Sound management of a company’s tax affairs is good practice, whatever the economic climate. However, it is when the economic climate becomes less settled that companies really see the benefits of careful management of their tax affairs.
Nobody likes writing large or unexpected cheques for tax.
Well-managed companies have predictable tax charges, giving certainty to investors and are able to minimise their cash tax payments.
Overall, through such good corporate governance, they protect their wealth and that of their investors.
This might sound daunting to some companies and tax law is certainly complex, but managing a company’s tax affairs actually boils down to a few basic rules.
Rule No 1
Have a plan for managing your tax
Some companies will have a detailed tax strategy that sets out a framework for dealing with their tax affairs, their approach to tax risk and how the strategy will be delivered.
This may be somewhat over the top for most companies but, even so, they need to plan how they are going to deal with such things as filing tax returns, making tax payments and dealing with HMRC and other tax authority audits.
Rule No 2
Don’t forget to do the easy stuff!
Companies who get into trouble with the tax authorities often do so for avoidable reasons, such as not filing a tax return, filing it late or making errors in returns.
Companies have systems and processes for dealing with such things as credit control, financial accounting and payroll, so having systems in place to deal with tax compliance should not be that demanding and will save you money in the long run.
Rule No 3
Deal with all taxes
Most companies pay taxes. Even if a company is loss making and pays no corporation tax, it will probably be accounting for VAT and, assuming it has employees, be dealing with PAYE and National Insurance Contributions.
There are other taxes such as stamp duty land tax or the landfill tax, that may be relevant to some companies. As a result, all companies need to be able to deal with all relevant taxes.
It is important in the risk management of a company that the right people are accountable for managing appropriate taxes.
Rule No 4
Claim your entitlement
Many companies pay too much tax simply because they fail to claim all of the tax deductions and reliefs that they are due.
For example, is your company claiming all of the capital allowances to which it is entitled?
Could your company claim “enhanced” deductions (tax relief of more than 100?per cent of the expenditure) in respect of research and development activity or expenditure on environmentally-friendly capital items?
If cash is tight, it is even more important that the post tax cost of an asset is correctly calculated.
Rule No 5
Manage tax cash flow
Companies need to plan their cash flow to take into account payments of VAT, PAYE, corporation tax and so on. It is important, however, to make sure they do not pay too much, too early or suffer interest or penalties for paying too little or too late.
Therefore, appropriate controls and processes need to be put in place to ensure that tax liabilities are correctly calculated throughout the year, not just at the year end.
Rule No 6
Think about the tax implications of the one-off events
Non-recurring and less commonplace events such as acquisitions and disposals of companies and assets such as land and buildings or intellectual property, or refinancing businesses, can present the most complex tax issues.

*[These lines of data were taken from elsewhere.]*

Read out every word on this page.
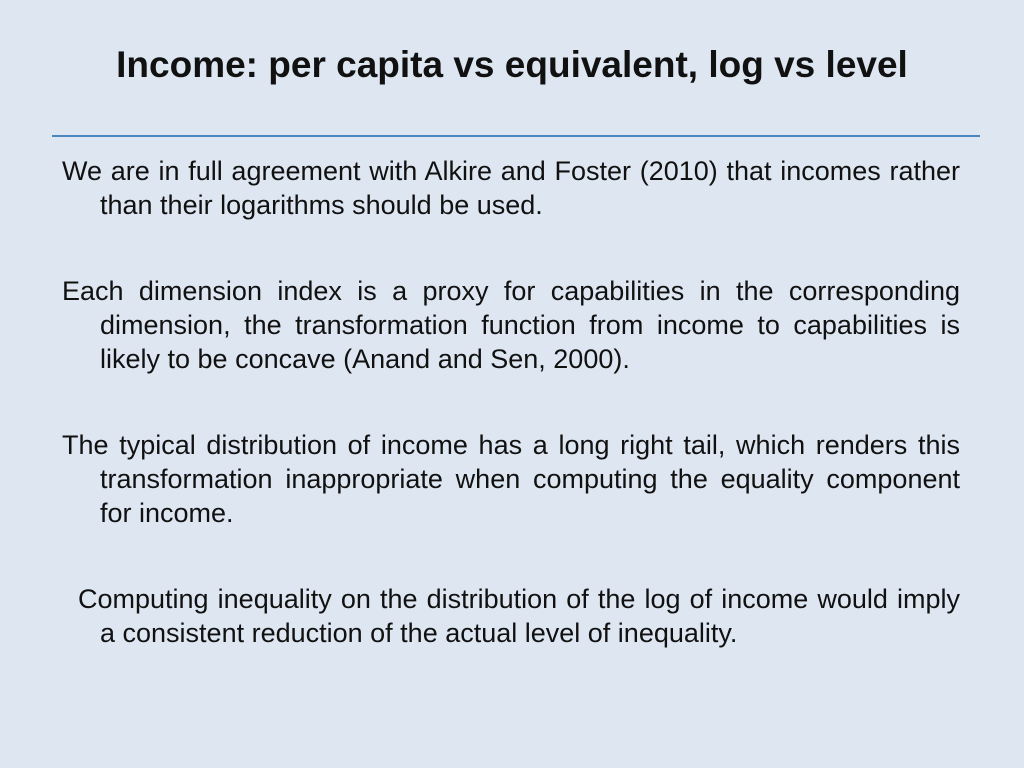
Income: per capita vs equivalent, log vs level

We are in full agreement with Alkire and Foster (2010) that incomes rather than their logarithms should be used.

Each dimension index is a proxy for capabilities in the corresponding dimension, the transformation function from income to capabilities is likely to be concave (Anand and Sen, 2000).

The typical distribution of income has a long right tail, which renders this transformation inappropriate when computing the equality component for income.

Computing inequality on the distribution of the log of income would imply a consistent reduction of the actual level of inequality.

However, they also present the greatest opportunities for tax planning.
There may be more than one way of structuring a transaction to meet a commercial objective, but one approach may result in less tax to pay now, or in the future, than the other.

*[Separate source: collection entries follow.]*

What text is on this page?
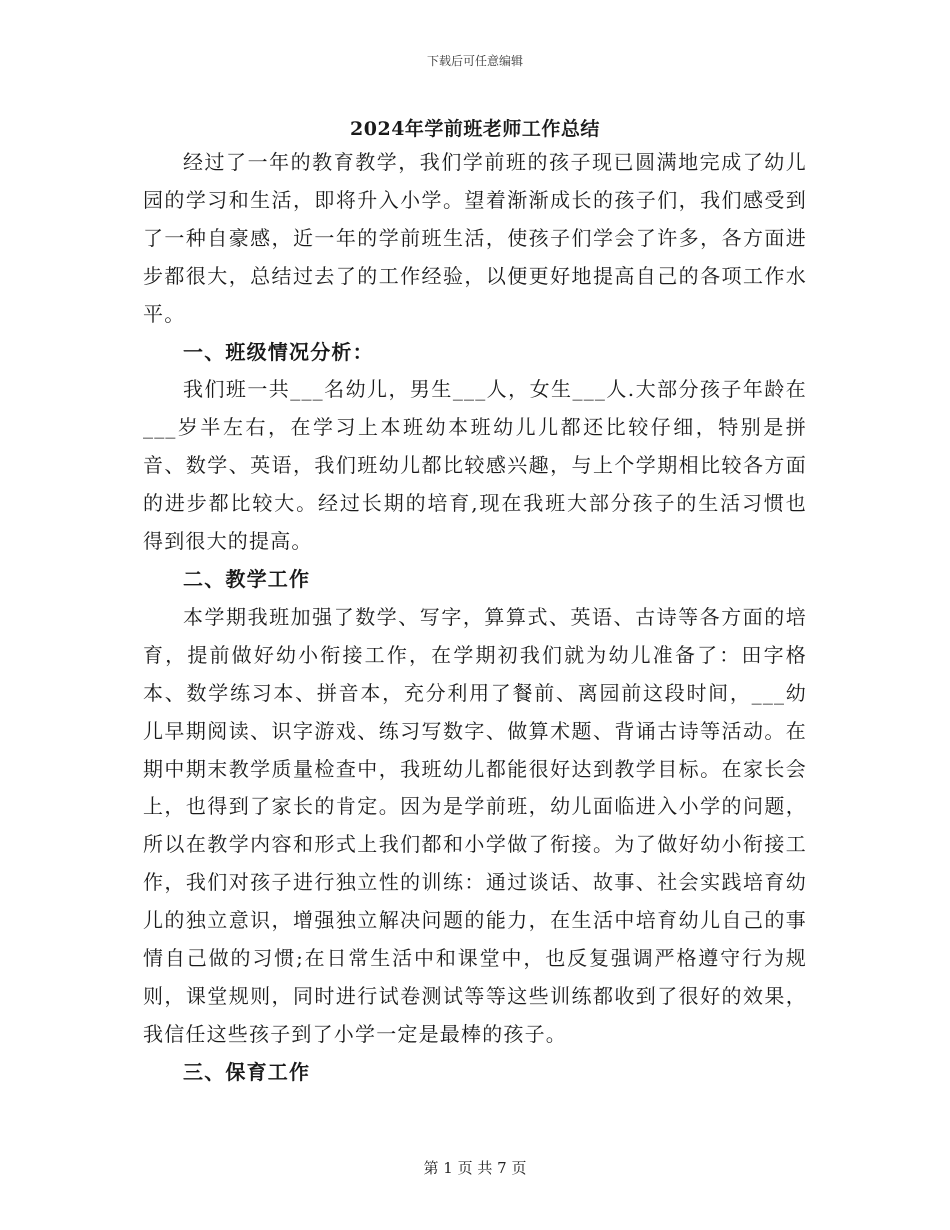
下载后可任意编辑
2024年学前班老师工作总结

经过了一年的教育教学，我们学前班的孩子现已圆满地完成了幼儿园的学习和生活，即将升入小学。望着渐渐成长的孩子们，我们感受到了一种自豪感，近一年的学前班生活，使孩子们学会了许多，各方面进步都很大，总结过去了的工作经验，以便更好地提高自己的各项工作水平。

一、班级情况分析：

我们班一共___名幼儿，男生___人，女生___人.大部分孩子年龄在___岁半左右，在学习上本班幼本班幼儿儿都还比较仔细，特别是拼音、数学、英语，我们班幼儿都比较感兴趣，与上个学期相比较各方面的进步都比较大。经过长期的培育,现在我班大部分孩子的生活习惯也得到很大的提高。

二、教学工作

本学期我班加强了数学、写字，算算式、英语、古诗等各方面的培育，提前做好幼小衔接工作，在学期初我们就为幼儿准备了：田字格本、数学练习本、拼音本，充分利用了餐前、离园前这段时间，___幼儿早期阅读、识字游戏、练习写数字、做算术题、背诵古诗等活动。在期中期末教学质量检查中，我班幼儿都能很好达到教学目标。在家长会上，也得到了家长的肯定。因为是学前班，幼儿面临进入小学的问题，所以在教学内容和形式上我们都和小学做了衔接。为了做好幼小衔接工作，我们对孩子进行独立性的训练：通过谈话、故事、社会实践培育幼儿的独立意识，增强独立解决问题的能力，在生活中培育幼儿自己的事情自己做的习惯;在日常生活中和课堂中，也反复强调严格遵守行为规则，课堂规则，同时进行试卷测试等等这些训练都收到了很好的效果，我信任这些孩子到了小学一定是最棒的孩子。

三、保育工作

第 1 页 共 7 页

It is important to talk to advisors about the tax aspects of such one-off events – see Rule 8 below.
Thinking about the tax implications at the last minute is rarely as effective as good forward planning.
Rule No 7
Speak to HMRC
It is important for companies to have regular communication and a dialogue with the tax authorities. HMRC is keen to facilitate this and such a dialogue can help companies to reach agreement of their tax affairs on a timely and cost-efficient basis.
Rule No 8
If in doubt, speak to a tax specialist
Tax law and compliance becomes ever more complex and most companies lack the in-house expertise to identify and deal with the tax aspects of their businesses.

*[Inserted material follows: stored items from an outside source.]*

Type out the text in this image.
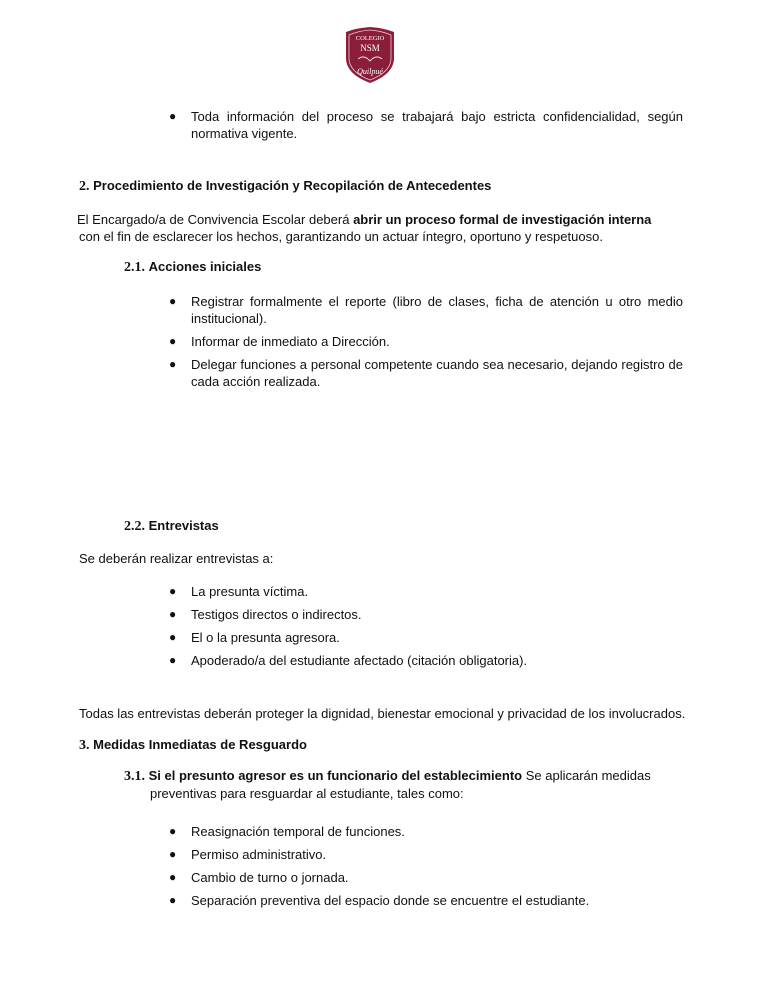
COLEGIO
NSM
Quilpué
● Toda información del proceso se trabajará bajo estricta confidencialidad, según normativa vigente.
2. Procedimiento de Investigación y Recopilación de Antecedentes
El Encargado/a de Convivencia Escolar deberá abrir un proceso formal de investigación interna
con el fin de esclarecer los hechos, garantizando un actuar íntegro, oportuno y respetuoso.
2.1. Acciones iniciales
● Registrar formalmente el reporte (libro de clases, ficha de atención u otro medio institucional).
● Informar de inmediato a Dirección.
● Delegar funciones a personal competente cuando sea necesario, dejando registro de cada acción realizada.
2.2. Entrevistas
Se deberán realizar entrevistas a:
● La presunta víctima.
● Testigos directos o indirectos.
● El o la presunta agresora.
● Apoderado/a del estudiante afectado (citación obligatoria).
Todas las entrevistas deberán proteger la dignidad, bienestar emocional y privacidad de los involucrados.
3. Medidas Inmediatas de Resguardo
3.1. Si el presunto agresor es un funcionario del establecimiento Se aplicarán medidas
preventivas para resguardar al estudiante, tales como:
● Reasignación temporal de funciones.
● Permiso administrativo.
● Cambio de turno o jornada.
● Separación preventiva del espacio donde se encuentre el estudiante.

Having an external tax advisor to whom you can speak in such situations can help avoid tax problems and further costs in the future.
Resilient businesses focus upon many basic principles to ensure there is no value or wealth leakage.
Tax is a key aspect of this and one which needs to be managed effectively.
To ignore a company’s tax affairs, or simply a failure to review and check that the company ethos around tax is right, could prove costly.